I just can’t see the Nationals, on the verge of possibly making a huge push in 2012, wanting to explain their decision to keep an aging, possible known drug trafficking accomplice on the roster, no matter how many innings he gives or complete-game shutouts he throws. This is not to mention other quirks like paying a man to allow him to beat the poor guy's testicles to mush.
Hernandez doesn’t even fit the profile of player that Mike Rizzo prefers: young, athletic, fast. Fact of the matter is, the Nationals have been lucky at dodging the bullet with Hernandez and shouldn’t want to be there when the sites land right between their eyes. He claims he would take a long relief role with Washington, but if he goes elsewhere, he wants to start. All that means is he isn’t gagging to stay in D.C. as much as one might think.

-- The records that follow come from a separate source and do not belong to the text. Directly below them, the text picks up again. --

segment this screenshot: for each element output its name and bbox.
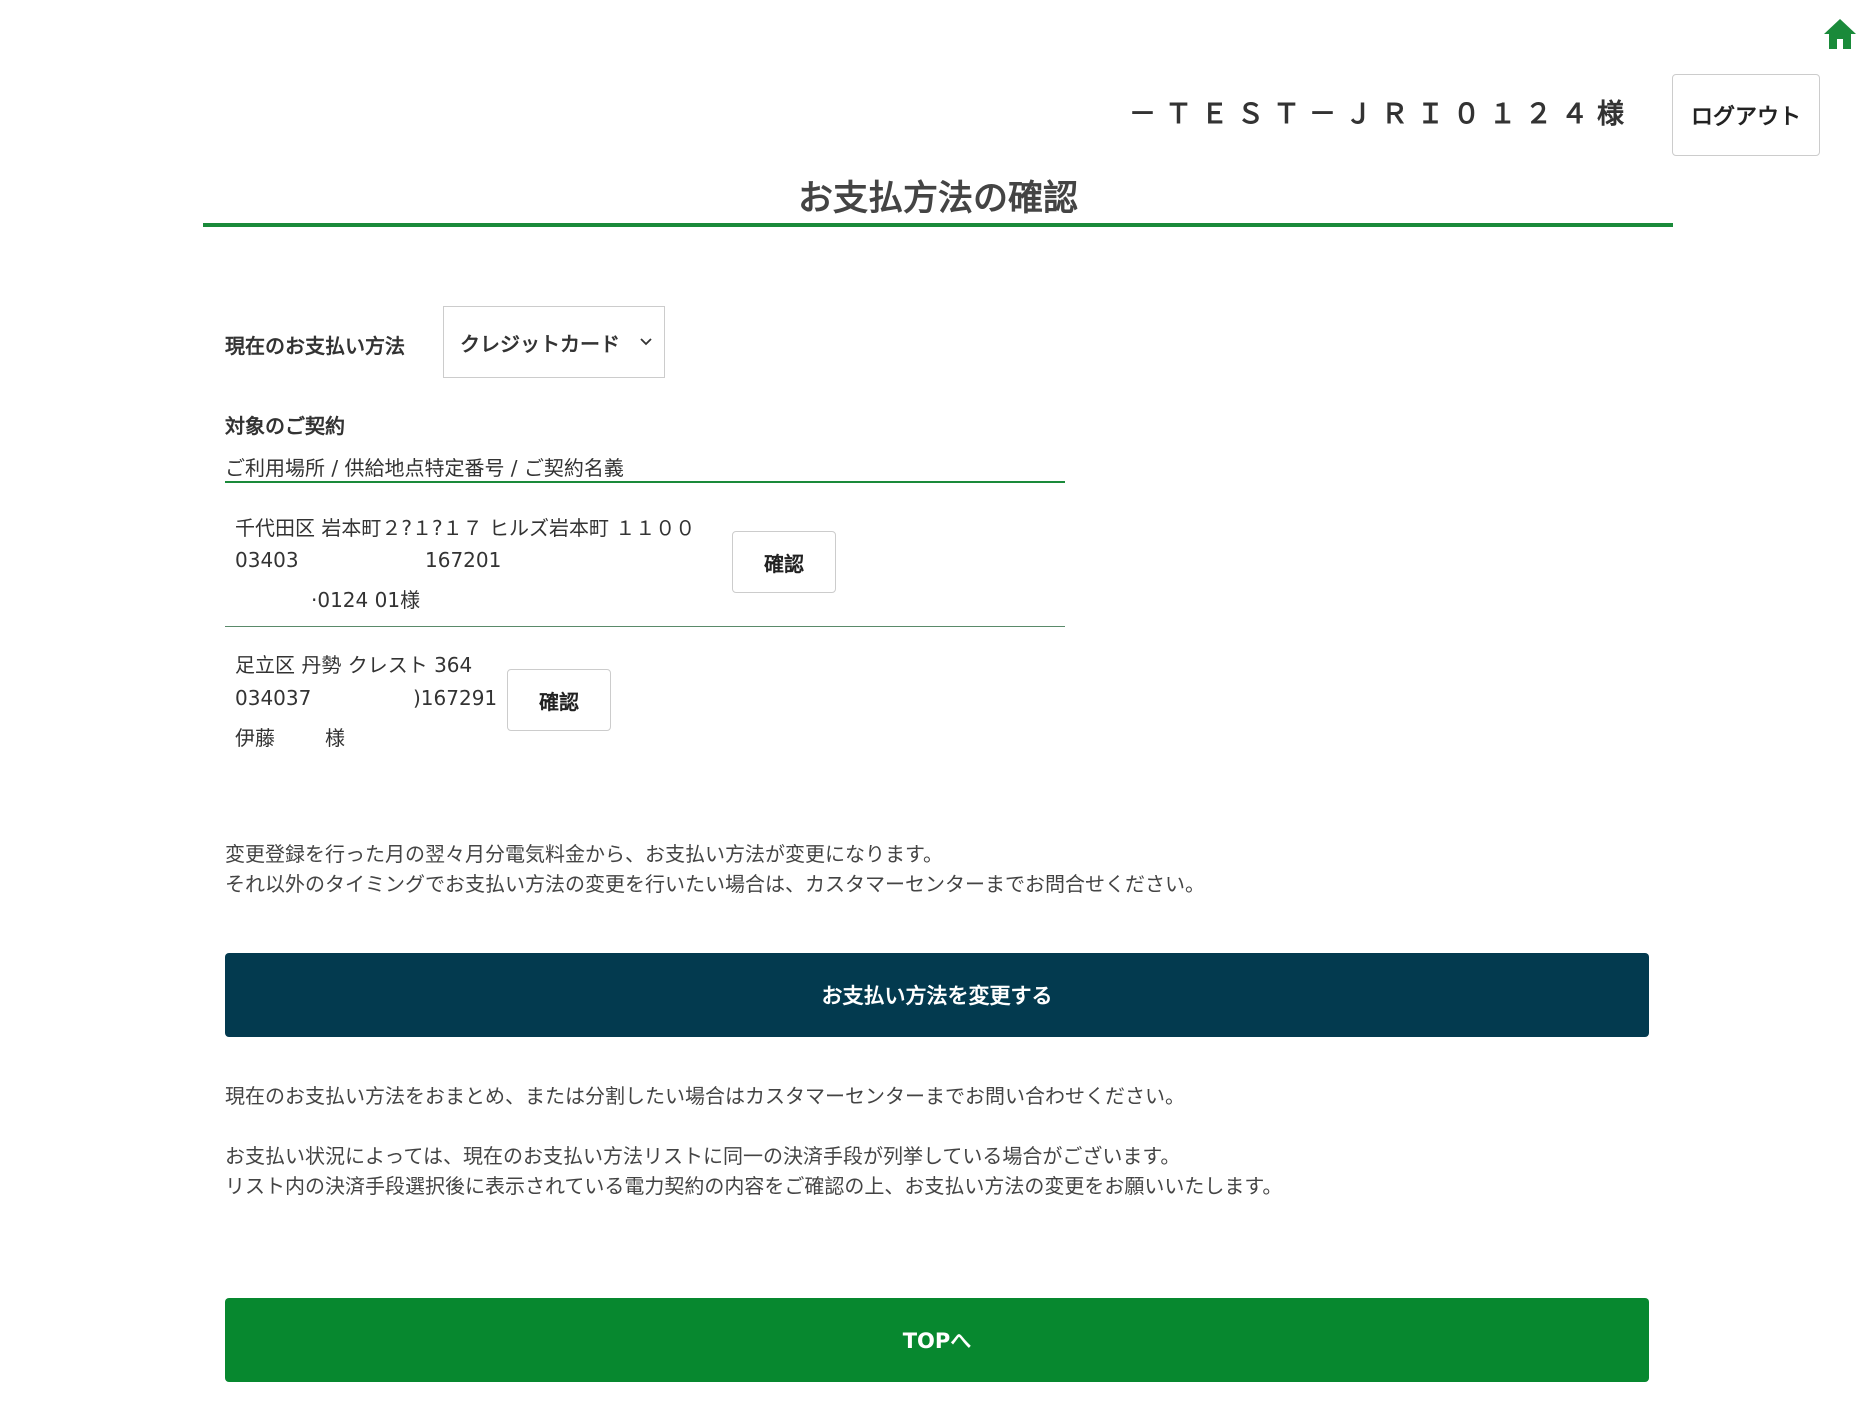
title-underline	[203, 223, 1673, 227]
payment-method-value: クレジットカード	[460, 331, 620, 356]
payment-method-label: 現在のお支払い方法	[225, 334, 405, 358]
top-button[interactable]: TOPへ	[225, 1298, 1649, 1382]
contracts-header-rule	[225, 481, 1065, 483]
notice-text: リスト内の決済手段選択後に表示されている電力契約の内容をご確認の上、お支払い方法…	[225, 1174, 1283, 1198]
contracts-label: 対象のご契約	[225, 414, 345, 438]
contract-address: 足立区 丹勢 クレスト 364	[235, 653, 473, 677]
payment-method-select[interactable]: クレジットカード	[443, 306, 665, 378]
notice-text: 現在のお支払い方法をおまとめ、または分割したい場合はカスタマーセンターまでお問い…	[225, 1084, 1185, 1108]
contract-address: 千代田区 岩本町２?１?１７ ヒルズ岩本町 １１００	[235, 516, 696, 540]
user-name: －ＴＥＳＴ－ＪＲＩ０１２４様	[1129, 99, 1633, 130]
contract-supply-number-start: 034037	[235, 686, 312, 710]
notice-text: 変更登録を行った月の翌々月分電気料金から、お支払い方法が変更になります。	[225, 842, 943, 866]
contract-holder-name-start: 伊藤	[235, 726, 275, 750]
contract-holder-name: ·0124 01様	[311, 588, 421, 612]
contracts-column-header: ご利用場所 / 供給地点特定番号 / ご契約名義	[225, 456, 624, 480]
contract-holder-name-end: 様	[325, 726, 345, 750]
notice-text: お支払い状況によっては、現在のお支払い方法リストに同一の決済手段が列挙している場…	[225, 1144, 1181, 1168]
contract-divider	[225, 626, 1065, 627]
page-title: お支払方法の確認	[797, 179, 1078, 219]
contract-supply-number-end: 167201	[425, 548, 502, 572]
chevron-down-icon	[640, 338, 652, 346]
logout-button[interactable]: ログアウト	[1672, 74, 1820, 156]
home-icon[interactable]	[1822, 17, 1858, 51]
contract-supply-number-end: )167291	[413, 686, 498, 710]
change-payment-method-button[interactable]: お支払い方法を変更する	[225, 953, 1649, 1037]
confirm-button[interactable]: 確認	[732, 531, 836, 593]
notice-text: それ以外のタイミングでお支払い方法の変更を行いたい場合は、カスタマーセンターまで…	[225, 872, 1205, 896]
contract-supply-number-start: 03403	[235, 548, 299, 572]
confirm-button[interactable]: 確認	[507, 669, 611, 731]
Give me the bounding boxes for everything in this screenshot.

Livan the reliever? Maybe, but it is really time to move on. A rotation of Strasburg, Zimmermann and Scarface doesn’t necessarily excite or give off a sense of pride. Or maybe it does in certain circles and I am wrong.
But it does not change the fact that my job will not be any easier when my little girl asks me who Livan Hernandez was. I am not sure what I am going to say about the man, considering the story is still being written, but one thing is for sure. I am going to tell her she can touch the ball, but I better not ever catch her in her room sniffing it.